The sign pointing to Shuler Cemetery in Berkeley County, South Carolina, was beguiling. Shuler Lane, a well-maintained gravel track, crossed through woods and over a little bog before ending on higher ground at the graveyard. A man looked up from his grass trimming equipment expecting me to introduce myself. The cemetery is directly across the street from the MacDougall Correctional Institution.

I had just visited another cemetery a quarter-mile down the road to photograph the graves of people who shared my surname, and I thought more might be found in Shuler. The man’s tight-lipped smile told me there was no possibility. There are no appropriate words. We exchanged last names, and he told me which big families were buried in Shuler Cemetery—the Pringles, the Riverses, and the Gaddists. He pointed out the grave of his sister, a Smith.

He was genuinely intrigued when I asked his permission to photograph the markers so I could upload the images to Find A Grave. As a member of his church community’s cemetery board, he had temporarily assumed lawn care responsibilities following the sexton’s recent death. At 76, Smith wasn’t forgetting the five coronary bypasses he’d undergone a decade earlier. He was taking care of his health. A freshly excavated grave on the opposite side of the cemetery awaited the funeral of a man who had died young.

I asked about place names, wondering whether I had ventured into the Sandhills region of South Carolina, but Ridgeville, Sandridge, and Pringletown are in the Coastal Plain. Smith remembered summer days when the sand surface of what is now a paved highway became so hot it forced a person to walk in the grass. He’d once asked someone how 35-Mile Road got its name and learned that it was a 35-mile drive to Charleston. On a first visit to the beach, he’d recognized the same sand that covered the roads back home.

When families nearby in Berkeley County grew large enough, he told me, people used their surnames as shorthand when giving directions: over toward Gaddisttown, up near Pringletown.

At mention of the area’s cotton fields, I admitted I’d been impressed by the cotton harvest because it was new to me. I think it delighted the man to ask, “But have you ever seen people picking cotton?” He had worked in the cotton fields in Berkeley County in the early 1950s, when he was barely a teenager.
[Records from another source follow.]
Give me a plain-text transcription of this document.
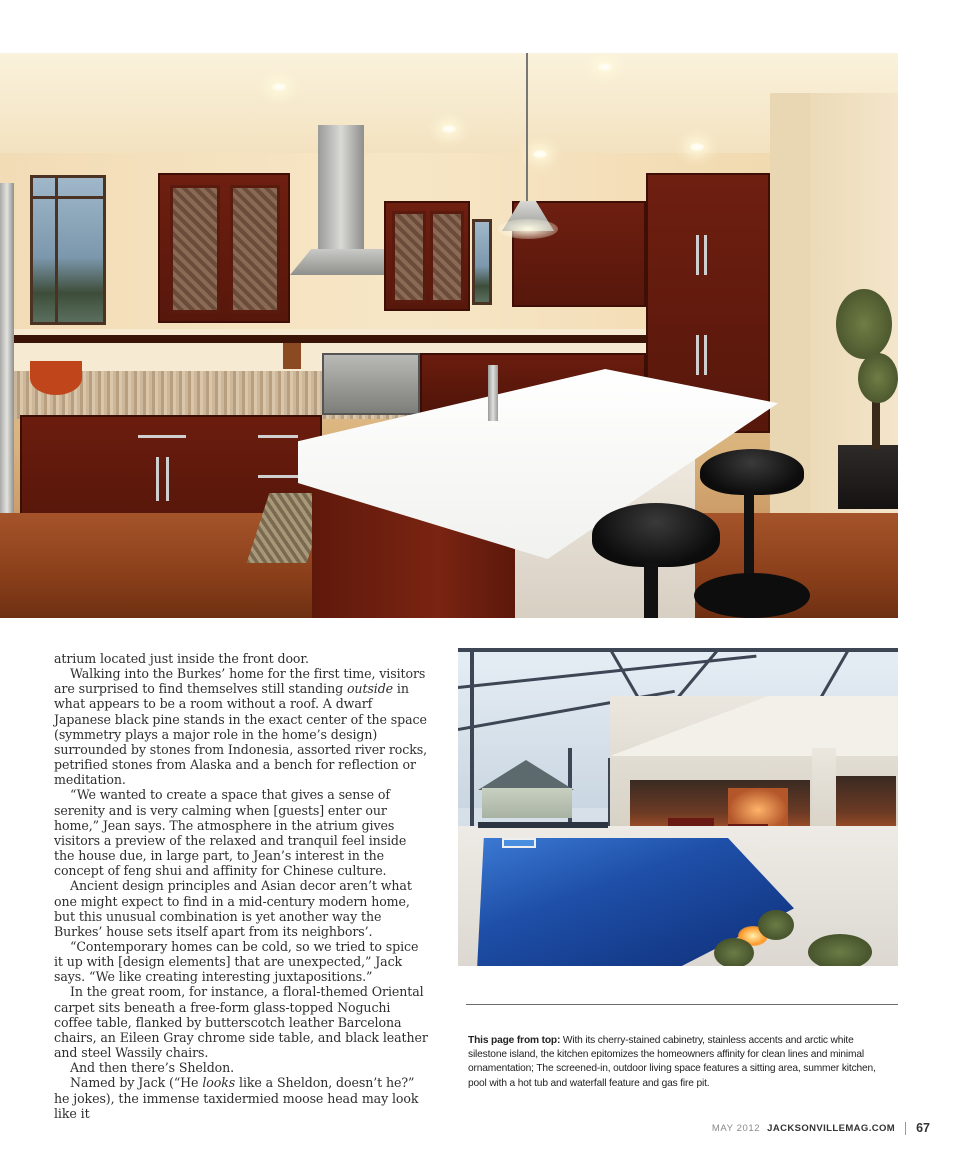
atrium located just inside the front door.

Walking into the Burkes’ home for the first time, visitors are surprised to find themselves still standing outside in what appears to be a room without a roof. A dwarf Japanese black pine stands in the exact center of the space (symmetry plays a major role in the home’s design) surrounded by stones from Indonesia, assorted river rocks, petrified stones from Alaska and a bench for reflection or meditation.

“We wanted to create a space that gives a sense of serenity and is very calming when [guests] enter our home,” Jean says. The atmosphere in the atrium gives visitors a preview of the relaxed and tranquil feel inside the house due, in large part, to Jean’s interest in the concept of feng shui and affinity for Chinese culture.

Ancient design principles and Asian decor aren’t what one might expect to find in a mid-century modern home, but this unusual combination is yet another way the Burkes’ house sets itself apart from its neighbors’.

“Contemporary homes can be cold, so we tried to spice it up with [design elements] that are unexpected,” Jack says. “We like creating interesting juxtapositions.”

In the great room, for instance, a floral-themed Oriental carpet sits beneath a free-form glass-topped Noguchi coffee table, flanked by butterscotch leather Barcelona chairs, an Eileen Gray chrome side table, and black leather and steel Wassily chairs.

And then there’s Sheldon.

Named by Jack (“He looks like a Sheldon, doesn’t he?” he jokes), the immense taxidermied moose head may look like it

This page from top: With its cherry-stained cabinetry, stainless accents and arctic white silestone island, the kitchen epitomizes the homeowners affinity for clean lines and minimal ornamentation; The screened-in, outdoor living space features a sitting area, summer kitchen, pool with a hot tub and waterfall feature and gas fire pit.
MAY 2012 JACKSONVILLEMAG.COM 67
Beyond the cotton fields, people in the county who have my last name once worked with Smith at the Mead Corporation’s paper mill. Now, the newest thing in Ridgeville is Volvo’s auto plant, Project Thor, being built on land once owned by MeadWestvaco. At the crossroads, by the two cemeteries and the correctional facility with its permanent “Now Hiring” billboard, a corner store has been repurposed as a roadhouse. Motorcycles were accumulating in its parking lot by 1:00 p.m.

I went to Sandridge/Pringletown with a little trepidation that might have been justified, and I met the kindest gentleman in all of Berkeley County. How does that happen?